Thinking Through Relation. Encounters in Creative Critical Writing
Edited by Florian Mussgnug, Mathelinda Nabugodi, Thea Petrou, Peter Lang 2021

https://www.peterlang.com/document/1146940



Each contribution to the book marks the unique efforts of a situated being to make sense of the world that exceeds their knowledge and understanding. Every enquiry into form and content is a new beginning, and therefore shot through with exhilaration and uncertainty. It starts from the experience of curiosity, vulnerability and entanglement that accompanies the encounter with the unfamiliar. What does it mean to see or read a work of art for the first time, or with fresh eyes? How can we mark this moment of creative beginning? We are disoriented and curious. We ponder, look for cues and let our gaze drift. This is an old world, but new to us, and newly transformed by our presence. It will eventually become familiar.

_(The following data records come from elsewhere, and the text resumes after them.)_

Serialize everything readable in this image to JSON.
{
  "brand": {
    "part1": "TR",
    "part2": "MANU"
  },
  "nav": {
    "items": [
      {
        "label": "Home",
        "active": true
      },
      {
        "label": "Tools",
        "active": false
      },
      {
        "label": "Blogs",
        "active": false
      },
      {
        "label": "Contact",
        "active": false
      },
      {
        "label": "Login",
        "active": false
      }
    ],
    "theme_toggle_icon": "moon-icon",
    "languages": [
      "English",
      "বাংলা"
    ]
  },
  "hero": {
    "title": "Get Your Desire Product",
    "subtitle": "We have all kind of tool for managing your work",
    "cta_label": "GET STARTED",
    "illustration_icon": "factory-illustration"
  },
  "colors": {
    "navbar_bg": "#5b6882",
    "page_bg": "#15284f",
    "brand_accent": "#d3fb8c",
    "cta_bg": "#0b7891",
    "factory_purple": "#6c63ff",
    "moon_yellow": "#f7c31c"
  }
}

Florian Mussgnug, Mathelinda Nabugodi, Thea Petrou 
from their Prelude to this book.


For I know that only poetry and people renew the world
And that our streets are adorned with the fellowships of language.

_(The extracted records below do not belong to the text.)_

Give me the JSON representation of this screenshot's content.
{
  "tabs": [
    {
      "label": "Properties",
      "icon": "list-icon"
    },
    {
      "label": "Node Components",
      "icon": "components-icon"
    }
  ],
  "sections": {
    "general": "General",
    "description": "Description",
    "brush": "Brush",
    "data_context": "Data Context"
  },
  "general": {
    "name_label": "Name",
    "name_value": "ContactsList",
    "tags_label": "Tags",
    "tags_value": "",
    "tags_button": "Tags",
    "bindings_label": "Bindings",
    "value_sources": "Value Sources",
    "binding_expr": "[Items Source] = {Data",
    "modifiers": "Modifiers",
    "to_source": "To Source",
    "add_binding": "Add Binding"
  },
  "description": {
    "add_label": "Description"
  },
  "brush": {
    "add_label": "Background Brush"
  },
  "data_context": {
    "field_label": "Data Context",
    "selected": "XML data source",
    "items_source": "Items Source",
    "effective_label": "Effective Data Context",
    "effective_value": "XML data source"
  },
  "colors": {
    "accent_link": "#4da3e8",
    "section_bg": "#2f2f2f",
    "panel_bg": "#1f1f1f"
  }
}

Timothy Mathews reading Guillaume Apollinaire 
in this book.




This book is an offering. It contains eighteen essays in honour of Timothy Mathews, written by leading scholars in the fields of French, Comparative Literature, Visual Culture and Creative Critical Writing. These essays examine the power of serendipitous encounter between artists, thinkers and artistic media as well as the importance of creative interjection in the arts and humanities. They advance fresh interpretations of some important figures in twentieth-century European culture – Apollinaire, Beckett, Benjamin, Calvino, Dalí, Genet, Nooteboom, Roubaud – using modes of reading that are both intellectually brave and open to fragility, intimate as well as critical, at once playful and earnest. They bring texts and artworks into relation in order to amply demonstrate that relation itself is a form of thinking.

This book in honour of Timothy Mathews is much more than a Festschrift. It is a collection of thought-provoking, daring insights into the crucial place of literature and the arts in our world and in our being human. It is an exhilarating, multifarious demonstration of how creativity can undo, without for a moment losing intellectual rigour, the disciplinary and academic structures that constrain our thinking. Driven by curiosity and by care – love, even – the many contributions to the volume show, in their different ways, how criticism can be at its most effective by being at its most imaginative and its least predictable.  

Professor Lucia Boldrini, 
Goldsmiths, University of London

Thinking Through Relation brings together an outstanding collection of essays that explore the diverse ways in which works of art and aesthetic experience generate a richness of relation which escapes the straightjackets of rigid disciplinary and institutional boundaries. Clearly demonstrating the creative potential of critical writing, these essays are a fitting tribute to the creativity, originality and subtlety of Timothy Mathews’s scholarly accomplishment, and his contribution to our understanding of art and of the aesthetic relation.